Only, he can remember this one time he felt this shitty after drinking. Aramis had made him chew on a piece of ginger and shoved him back in bed, then sat beside him and rubbed his shoulders and laughed every time he groaned. All things considered it hadn’t been a bad way to pass a morning.

This isn’t the worst, though, of course-- the worst hangover he’s ever had, he spent being accused of murder.

This isn’t the end of the world.

Still he’s not having a particularly good day, either, so when Athos comes and sits quietly beside him it’s all he can do not to collapse into his arms.

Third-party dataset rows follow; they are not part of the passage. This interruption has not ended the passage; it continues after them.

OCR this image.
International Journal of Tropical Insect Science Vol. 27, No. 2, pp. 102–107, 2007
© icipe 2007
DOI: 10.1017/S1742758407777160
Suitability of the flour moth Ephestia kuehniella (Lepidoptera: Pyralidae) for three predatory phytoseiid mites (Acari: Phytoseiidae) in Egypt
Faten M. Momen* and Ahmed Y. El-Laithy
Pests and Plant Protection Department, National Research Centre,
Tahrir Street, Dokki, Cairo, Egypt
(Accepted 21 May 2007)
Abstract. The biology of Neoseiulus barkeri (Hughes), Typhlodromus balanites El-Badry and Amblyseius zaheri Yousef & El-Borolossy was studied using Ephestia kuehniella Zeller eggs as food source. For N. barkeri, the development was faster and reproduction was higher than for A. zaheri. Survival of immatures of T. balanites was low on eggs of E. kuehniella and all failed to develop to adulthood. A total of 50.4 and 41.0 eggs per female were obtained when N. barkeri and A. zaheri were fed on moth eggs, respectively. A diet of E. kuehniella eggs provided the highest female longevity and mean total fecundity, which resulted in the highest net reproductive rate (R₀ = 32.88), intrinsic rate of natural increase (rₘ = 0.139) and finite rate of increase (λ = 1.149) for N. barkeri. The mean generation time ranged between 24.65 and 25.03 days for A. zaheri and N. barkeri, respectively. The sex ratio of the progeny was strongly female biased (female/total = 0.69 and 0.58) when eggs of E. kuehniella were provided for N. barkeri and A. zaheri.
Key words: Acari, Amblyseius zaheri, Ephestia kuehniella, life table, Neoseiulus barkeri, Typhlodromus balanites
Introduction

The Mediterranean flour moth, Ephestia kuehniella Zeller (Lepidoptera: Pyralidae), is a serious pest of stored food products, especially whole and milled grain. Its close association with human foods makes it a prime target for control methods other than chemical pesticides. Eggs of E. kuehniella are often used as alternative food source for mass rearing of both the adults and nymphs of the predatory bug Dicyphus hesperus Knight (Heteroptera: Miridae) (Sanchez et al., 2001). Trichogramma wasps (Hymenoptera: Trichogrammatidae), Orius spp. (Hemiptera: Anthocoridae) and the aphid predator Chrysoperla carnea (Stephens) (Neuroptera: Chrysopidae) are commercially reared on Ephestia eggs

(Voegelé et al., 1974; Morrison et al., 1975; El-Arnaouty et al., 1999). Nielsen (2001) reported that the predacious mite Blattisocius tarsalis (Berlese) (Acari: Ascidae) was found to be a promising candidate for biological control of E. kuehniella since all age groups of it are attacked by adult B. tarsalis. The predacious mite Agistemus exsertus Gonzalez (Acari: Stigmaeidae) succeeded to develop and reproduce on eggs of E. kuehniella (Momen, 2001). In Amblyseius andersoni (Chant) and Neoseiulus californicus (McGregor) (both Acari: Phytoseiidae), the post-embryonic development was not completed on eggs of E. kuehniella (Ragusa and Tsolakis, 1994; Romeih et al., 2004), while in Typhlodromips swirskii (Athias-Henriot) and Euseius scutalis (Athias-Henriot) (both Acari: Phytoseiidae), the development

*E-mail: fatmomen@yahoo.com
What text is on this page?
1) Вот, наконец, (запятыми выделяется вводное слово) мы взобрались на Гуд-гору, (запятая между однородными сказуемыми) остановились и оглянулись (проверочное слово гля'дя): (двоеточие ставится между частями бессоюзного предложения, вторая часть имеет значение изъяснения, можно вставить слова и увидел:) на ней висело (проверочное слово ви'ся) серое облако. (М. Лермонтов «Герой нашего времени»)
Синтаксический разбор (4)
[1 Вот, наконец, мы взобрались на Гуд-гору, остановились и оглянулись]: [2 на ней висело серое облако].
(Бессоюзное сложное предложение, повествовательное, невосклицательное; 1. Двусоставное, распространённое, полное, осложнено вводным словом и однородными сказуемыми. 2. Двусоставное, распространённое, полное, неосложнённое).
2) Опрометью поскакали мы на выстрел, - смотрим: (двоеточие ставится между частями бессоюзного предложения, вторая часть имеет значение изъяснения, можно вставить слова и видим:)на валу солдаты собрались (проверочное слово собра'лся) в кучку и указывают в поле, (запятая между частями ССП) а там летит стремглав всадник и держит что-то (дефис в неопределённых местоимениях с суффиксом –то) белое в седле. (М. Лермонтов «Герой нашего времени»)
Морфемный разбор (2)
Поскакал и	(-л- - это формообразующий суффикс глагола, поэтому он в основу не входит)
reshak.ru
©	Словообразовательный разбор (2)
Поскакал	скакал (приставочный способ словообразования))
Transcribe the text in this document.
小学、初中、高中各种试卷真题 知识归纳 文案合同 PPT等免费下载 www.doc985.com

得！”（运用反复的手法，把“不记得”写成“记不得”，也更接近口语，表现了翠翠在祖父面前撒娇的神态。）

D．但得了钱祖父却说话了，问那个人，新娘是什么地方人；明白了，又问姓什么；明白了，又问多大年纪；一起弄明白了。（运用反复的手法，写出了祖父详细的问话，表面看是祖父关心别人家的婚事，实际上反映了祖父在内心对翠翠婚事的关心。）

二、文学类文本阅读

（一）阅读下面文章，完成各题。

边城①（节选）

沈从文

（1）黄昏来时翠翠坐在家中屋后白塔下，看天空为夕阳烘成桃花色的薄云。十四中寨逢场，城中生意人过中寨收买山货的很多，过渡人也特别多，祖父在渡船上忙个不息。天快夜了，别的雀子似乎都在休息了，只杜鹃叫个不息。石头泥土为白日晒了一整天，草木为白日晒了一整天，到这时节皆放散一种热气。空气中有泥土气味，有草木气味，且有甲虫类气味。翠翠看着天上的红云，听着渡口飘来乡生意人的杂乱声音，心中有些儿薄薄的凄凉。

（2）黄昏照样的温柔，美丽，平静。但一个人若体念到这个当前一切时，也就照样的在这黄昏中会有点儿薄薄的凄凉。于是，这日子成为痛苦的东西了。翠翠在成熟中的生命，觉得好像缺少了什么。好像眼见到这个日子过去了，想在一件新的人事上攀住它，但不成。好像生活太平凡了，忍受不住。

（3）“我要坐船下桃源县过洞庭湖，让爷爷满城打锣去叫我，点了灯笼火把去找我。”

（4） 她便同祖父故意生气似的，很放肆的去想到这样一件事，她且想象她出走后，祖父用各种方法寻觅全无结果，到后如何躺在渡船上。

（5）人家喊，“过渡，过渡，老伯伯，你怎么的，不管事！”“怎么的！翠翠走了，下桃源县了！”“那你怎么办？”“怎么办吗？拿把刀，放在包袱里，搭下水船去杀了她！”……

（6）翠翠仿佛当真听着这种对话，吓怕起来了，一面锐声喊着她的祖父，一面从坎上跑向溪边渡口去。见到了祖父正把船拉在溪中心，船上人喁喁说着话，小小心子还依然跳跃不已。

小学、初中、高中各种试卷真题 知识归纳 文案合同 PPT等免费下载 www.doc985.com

“How are you feeling?” he prompts, voice nearly a whisper, after they’ve sat in silence a little while.

Porthos thinks it over before he huffs out, “rotten.”

Athos must know this. He also, therefore, must know how much Porthos needed to say it, and Porthos feels the renewed urge to keel against his friend.

They sit in silence a while longer. It’s broken not by words but by the horrible moment when one hot tear streaks suddenly down his face.

Porthos has never been a man to turn down a drink. He’s lived through whole-day hangovers and two-day hangovers, dizzy hangovers and sleepy hangovers, stomach-plots-to-kill-you hangovers and those hangovers that bring inexplicable, near-gluttonous yearning for bacon and pastries.

Weepy hangovers are new. Not so much of a surprise, though, since he’s not sure he’s gone a week without crying for two solid months now.

“I wonder,” Athos says eventually, “if I could order you to sober up.”

Porthos snorts a laugh, rubs the tear away. “’d be quite a trick, even for _you_ , captain.”

“I can order you to drink some water, though.”

“’d prefer the hair,” Porthos grunts, and reaches out for the flask on Athos’ hip-- where it used to hang, at least. Where it hangs no longer.

Captaincy looks good on Athos, Porthos thinks, and in the end if he’s the only one that these months have not been kind to, that’s all right, then.

“Stay,” Athos says, then leaves, and returns a few minutes later with a cup of water and two pieces of bread. He passes one to Porthos, bites into the other himself.

“You know we’ll deploy soon,” he notes, after he’s chewed and swallowed.

“I know. I’m good for it, Athos, I won’t let you down.”

“That’s hardly my fear,” Athos corrects, a little sternly. “Only-- if we are to die at the hands of the Spanish, I would like to see your smile one last time, my friend.”

Porthos almost chokes on his water then. “Christ, Ath,” he sputters, “blunt that blade a bit, eh?” He’s laughing a little, though he’s close to crying more too, but when he sees the smile on Athos’ own face he knows the trap he’s stumbled into.

This war just might _be_ the end of the world.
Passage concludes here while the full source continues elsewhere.